There are few things better than finding a show that your kids love — that doesn’t make you want to run screaming from the room. For the longest time with my three girls, that show was Sesame Street (there is a very specific Ricky Gervais scene that my family and I can quote verbatim). My kids loved it, it wasn’t “bad” for them to watch, and it had some laugh-out-loud moments for me.
Now, with my oldest 11, that show is Barbie: Life in the Dreamhouse. And I promise, if you aren’t watching it with your own kids, it’s time to add it to the queue.
I know, I know. It sounds silly. My oldest discovered it during a slumber party with all of her friends (all ages 11 and 12), and she could not wait to show it to me when she got home. I fully expected it to be a bright, chaotic, sparkly-pink preschool show with lots of basic storylines and canned jokes.
But when I tell you that Barbie: Life in the Dreamhouse makes me laugh out loud more than some network sitcoms? I truly mean it.
Maybe it’s because the show was originally just a bunch of YouTube shorts from Mattel, but Barbie: Life in the Dreamhouse is punchy, smart, and extremely meta in its jokes. Throwaway lines like “How old is Barbie anyway?” and scenes where Barbie’s car dies, so Ken has to replace the big C battery in the front — as if it’s a real toy — are written for those of us (the adults) who get it.
In one episode, Barbie is so excited about getting her driver’s license. As she squeals, one of her friends says, “Weren’t you a race car driver?” as a nod to Barbie’s numerous careers through her history. Barbie does a look to camera, and I can’t explain how dry and funny it is. In another, her friends run to her and ask, “Barbie! Did you cut your hair? ...you know it doesn’t grow back, right?”
Some of the jokes my kids get and are written specifically for them, like a cupcake-making machine that goes haywire and fills the Dreamhouse with desserts. Some are written for both of us, like Barbie’s new car arriving in a box like an actual Barbie car would be found on a Target shelf. It’s a show that doesn’t pretend to be some big “real” show with Barbie and her little sisters and friends as characters. It pokes fun at Barbie’s origin story, it promotes friendship and sisterhood, and it makes Ken out to be a big goofy golden retriever-type that does whatever Barbie says.
There are even little “confession-style” videos where the characters explain what’s happening directly to camera like a reality show. It’s one of the best bits in the whole series.
And do I even have to explain the iconic behavior of frenemies Raquel and Ryan?
Because it was once a collection of YouTube shorts, the little episodes are quick, and they don’t really follow a larger storyline — so you can watch a couple from the beginning or 20 randomly in the middle and you’ll always be satisfied.

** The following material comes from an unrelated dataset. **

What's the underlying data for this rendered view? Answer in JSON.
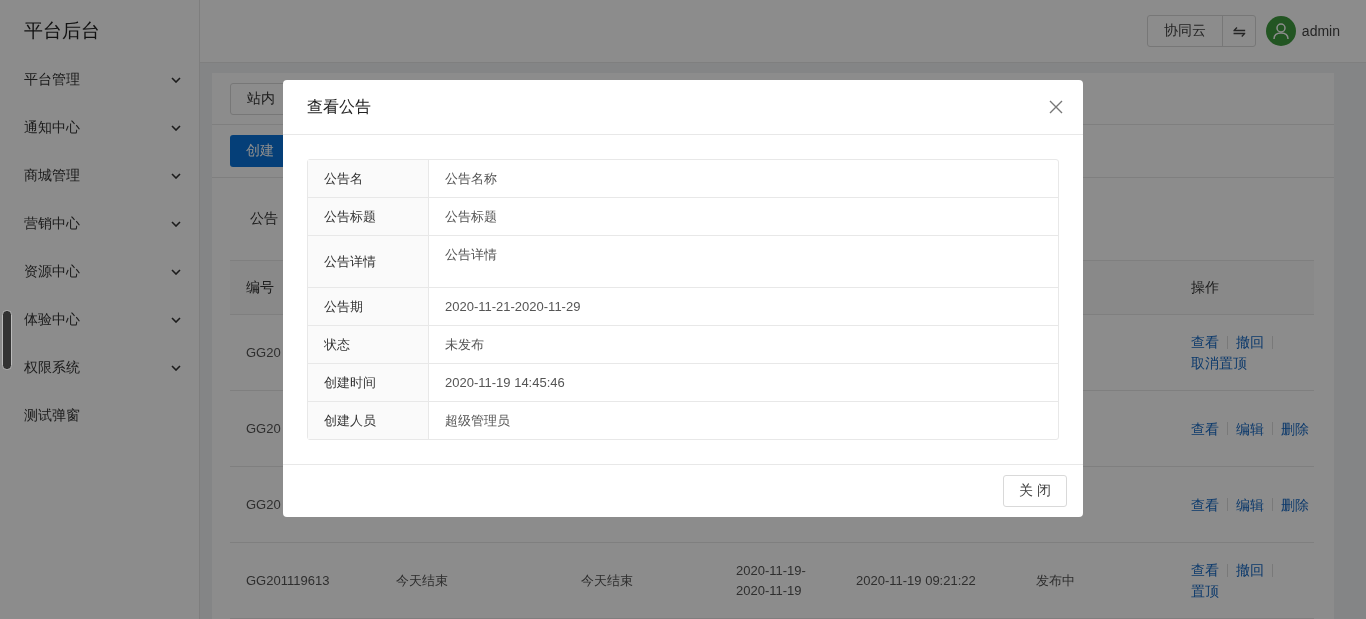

I promise, I was like you, too. My kid came home from a slumber party and told me they watched Barbie. I assumed she meant the 2023 movie, but when she pulled this show up on Netflix, I groaned. I just knew it was going to be terrible, one of those toddler shows you put on only because you need to get dinner done and not for any other reason.
But I changed my mind, and you will, too. And you’ll find yourself like me, sitting on the couch in the morning with a cup of coffee, laughing out loud at the deadpan humor in the eyes of CGI-animated Barbies trying to throw a party.